Тут соседи и водитель, точно вмиг расколдованные, все столпились вокруг нее, расспрашивая:
– Откуда младенчик?
– Так откуда и весь народ! – рассмеялась в ответ Тина, и ряд блестящих золотых зубов блеснул в ее улыбке.
Увидев эту златозубую улыбку, народ с коротким «ох!» сначала отпрянул. А потом опять наперебой стал засыпать ее вопросами и, конечно, шутками-прибаутками про то, что, видно, раз она в свои сто лет родила без запиночки, так, поди, и зубы уж такие золотые выросли без помех.
– Что за кавалер такой тайный по снегам-сугробам к ней добрался, следов не оставив?

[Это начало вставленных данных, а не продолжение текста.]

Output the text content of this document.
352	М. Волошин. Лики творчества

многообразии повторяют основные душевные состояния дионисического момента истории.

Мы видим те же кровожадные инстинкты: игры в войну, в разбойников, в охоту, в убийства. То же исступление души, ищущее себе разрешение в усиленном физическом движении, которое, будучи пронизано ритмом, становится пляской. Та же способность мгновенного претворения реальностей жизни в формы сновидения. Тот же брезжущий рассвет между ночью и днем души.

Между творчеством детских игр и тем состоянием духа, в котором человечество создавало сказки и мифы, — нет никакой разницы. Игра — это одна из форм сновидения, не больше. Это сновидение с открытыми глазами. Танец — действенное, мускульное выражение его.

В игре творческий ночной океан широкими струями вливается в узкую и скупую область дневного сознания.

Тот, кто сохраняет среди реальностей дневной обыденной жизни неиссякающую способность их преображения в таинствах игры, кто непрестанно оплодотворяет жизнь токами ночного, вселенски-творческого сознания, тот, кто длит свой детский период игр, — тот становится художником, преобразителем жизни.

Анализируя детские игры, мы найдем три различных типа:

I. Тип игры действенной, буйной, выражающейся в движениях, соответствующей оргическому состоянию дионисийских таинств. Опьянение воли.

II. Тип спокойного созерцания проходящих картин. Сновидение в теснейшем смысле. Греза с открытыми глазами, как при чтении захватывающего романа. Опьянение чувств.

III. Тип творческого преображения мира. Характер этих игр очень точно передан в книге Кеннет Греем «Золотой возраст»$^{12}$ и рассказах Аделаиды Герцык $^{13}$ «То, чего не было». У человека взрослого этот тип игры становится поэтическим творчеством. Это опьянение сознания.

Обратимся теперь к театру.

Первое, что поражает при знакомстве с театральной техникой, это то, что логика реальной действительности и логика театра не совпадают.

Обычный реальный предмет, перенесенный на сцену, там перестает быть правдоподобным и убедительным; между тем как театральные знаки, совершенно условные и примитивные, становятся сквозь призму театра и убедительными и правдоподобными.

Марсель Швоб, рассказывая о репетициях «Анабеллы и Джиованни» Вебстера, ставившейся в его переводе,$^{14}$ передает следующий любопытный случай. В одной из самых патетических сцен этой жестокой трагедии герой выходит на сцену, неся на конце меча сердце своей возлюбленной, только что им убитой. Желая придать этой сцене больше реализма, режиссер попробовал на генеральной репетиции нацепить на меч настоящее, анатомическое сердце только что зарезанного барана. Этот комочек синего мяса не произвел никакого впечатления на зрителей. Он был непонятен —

Да еще не только дитем одарил, а и на зубы оставил? – засыпали ее вопросами.
– Да не… кавалерами не разжилась! – в ответ смеялась Тина. – Мой Иванушка сам получился. И зубы сами выросли, вот такая мне милость выпала. Вот хочу проверить, узнать: а правда ли золотые или из желтого какого-то металла мои зубы выросли? Не знаю, к кому идти – к зубному или к тому, который кольца-серьги чинит? Под Рождество так ныть десны стали. Ну точно зубы-то и резались! У меня зеркальце-то есть. Глянула! И вижу, что и вправду режутся, точно у младенчика! Чудо! Просто чудо! Бывает, люди добрые! – смущалась не привыкшая к людскому вниманию Тина.
Продавщица Лариска одна первой озадачилась:
– Алевтина, а как же ты его носить-то будешь на руках? Тебя ж соплей перешибешь! Вся насквозь светишься! Сама едва ходишь!!!

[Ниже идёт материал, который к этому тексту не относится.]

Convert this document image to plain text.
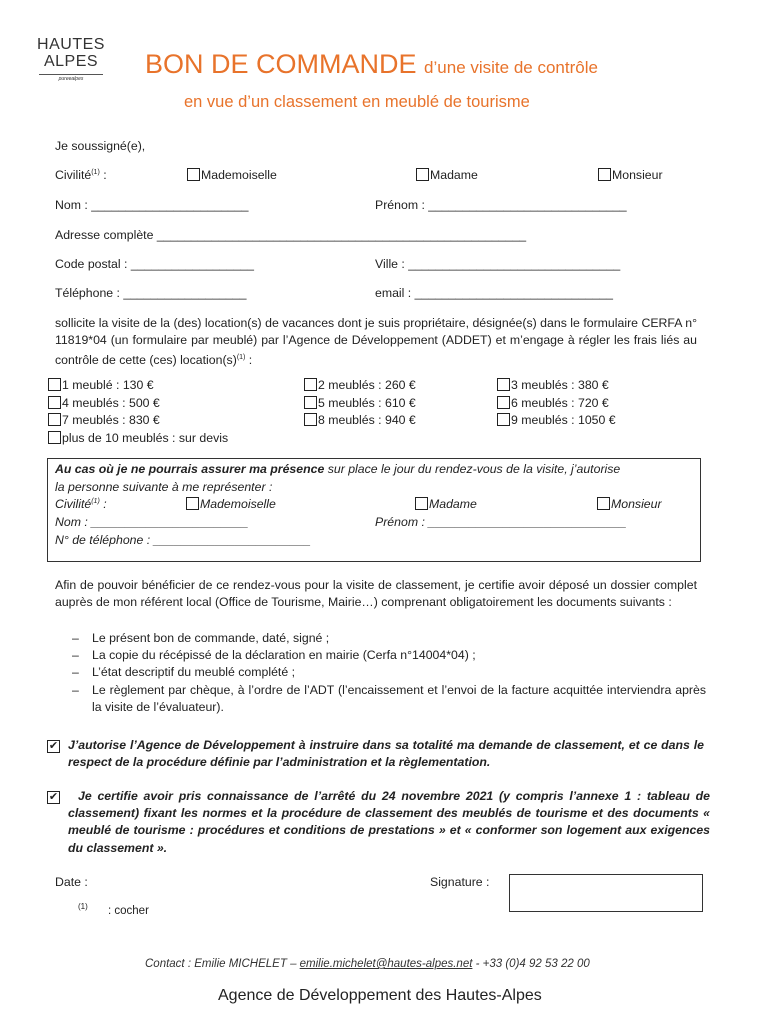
HAUTES
ALPES
pureealpes	BON DE COMMANDE d’une visite de contrôle
en vue d’un classement en meublé de tourisme
Je soussigné(e),
Civilité$^{(1)}$ :	Mademoiselle	Madame	Monsieur
Nom : _______________________	Prénom : _____________________________
Adresse complète ______________________________________________________
Code postal : __________________	Ville : _______________________________
Téléphone : __________________	email : _____________________________
sollicite la visite de la (des) location(s) de vacances dont je suis propriétaire, désignée(s) dans le formulaire CERFA n° 11819*04 (un formulaire par meublé) par l’Agence de Développement (ADDET) et m’engage à régler les frais liés au contrôle de cette (ces) $location(s)^{(1)}$ :
1 meublé : 130 €	2 meublés : 260 €	3 meublés : 380 €
4 meublés : 500 €	5 meublés : 610 €	6 meublés : 720 €
7 meublés : 830 €	8 meublés : 940 €	9 meublés : 1050 €
plus de 10 meublés : sur devis
Au cas où je ne pourrais assurer ma présence sur place le jour du rendez-vous de la visite, j’autorise
la personne suivante à me représenter :
Civilité$^{(1)}$ :	Mademoiselle	Madame	Monsieur
Nom : _______________________	Prénom : _____________________________
N° de téléphone : _______________________
Afin de pouvoir bénéficier de ce rendez-vous pour la visite de classement, je certifie avoir déposé un dossier complet auprès de mon référent local (Office de Tourisme, Mairie…) comprenant obligatoirement les documents suivants :
– Le présent bon de commande, daté, signé ;
– La copie du récépissé de la déclaration en mairie (Cerfa n°14004*04) ;
– L’état descriptif du meublé complété ;
– Le règlement par chèque, à l’ordre de l’ADT (l’encaissement et l’envoi de la facture acquittée interviendra après la visite de l’évaluateur).
✔ J’autorise l’Agence de Développement à instruire dans sa totalité ma demande de classement, et ce dans le respect de la procédure définie par l’administration et la règlementation.
✔	Je certifie avoir pris connaissance de l’arrêté du 24 novembre 2021 (y compris l’annexe 1 : tableau de classement) fixant les normes et la procédure de classement des meublés de tourisme et des documents « meublé de tourisme : procédures et conditions de prestations » et « conformer son logement aux exigences du classement ».
Date :	Signature :
(1) : cocher
Contact : Emilie MICHELET – emilie.michelet@hautes-alpes.net - +33 (0)4 92 53 22 00
Agence de Développement des Hautes-Alpes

Тут с заднего сиденья встал Рашид, давно подженившийся на местной русской, продававший на рынке мандарины со своей исторической родины. Он степенно подошел к «молодой» матери. И засунул ворох купюр между ее тщедушным тельцем и запеленутым младенцем.

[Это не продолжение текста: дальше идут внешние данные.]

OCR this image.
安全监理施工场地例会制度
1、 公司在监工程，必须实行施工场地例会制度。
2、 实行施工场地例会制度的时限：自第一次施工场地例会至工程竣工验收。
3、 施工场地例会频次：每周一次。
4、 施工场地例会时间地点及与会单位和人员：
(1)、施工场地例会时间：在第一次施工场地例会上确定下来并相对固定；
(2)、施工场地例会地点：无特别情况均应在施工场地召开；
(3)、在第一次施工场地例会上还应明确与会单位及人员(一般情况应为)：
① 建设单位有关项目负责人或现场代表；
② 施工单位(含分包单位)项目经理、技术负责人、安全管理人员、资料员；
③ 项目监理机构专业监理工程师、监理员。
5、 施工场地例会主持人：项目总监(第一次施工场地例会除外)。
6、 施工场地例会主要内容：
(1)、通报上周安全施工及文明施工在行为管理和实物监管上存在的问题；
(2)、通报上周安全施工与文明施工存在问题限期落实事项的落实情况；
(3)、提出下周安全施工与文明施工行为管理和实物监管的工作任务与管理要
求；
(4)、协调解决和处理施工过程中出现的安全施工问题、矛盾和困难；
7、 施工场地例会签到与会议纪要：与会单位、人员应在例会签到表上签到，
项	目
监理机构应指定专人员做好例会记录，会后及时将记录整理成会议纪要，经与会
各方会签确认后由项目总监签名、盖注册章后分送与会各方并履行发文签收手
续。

– На! Вот! На коляску! Поздравляю! Молодец, бабка! Русские бабы все и всегда могут! Здорово!
Это широкий жест разогрел всех в автобусе, скидывались на подарок новорожденному кто сколько мог, на радость не избалованной вниманием дряхлой Тине.
Когда они доехали до Ругачева, все вышли из автобуса, словно сплоченные общей тайной дивного чуда, прикоснувшиеся к невероятному, забросив все дела, толпой повалили в ремонт ювелирных изделий, но там оказалось закрыто. Поэтому все повалили к зубному – проверять, из чего ее чудо-зубы, из какого металла сотворены неземной силой.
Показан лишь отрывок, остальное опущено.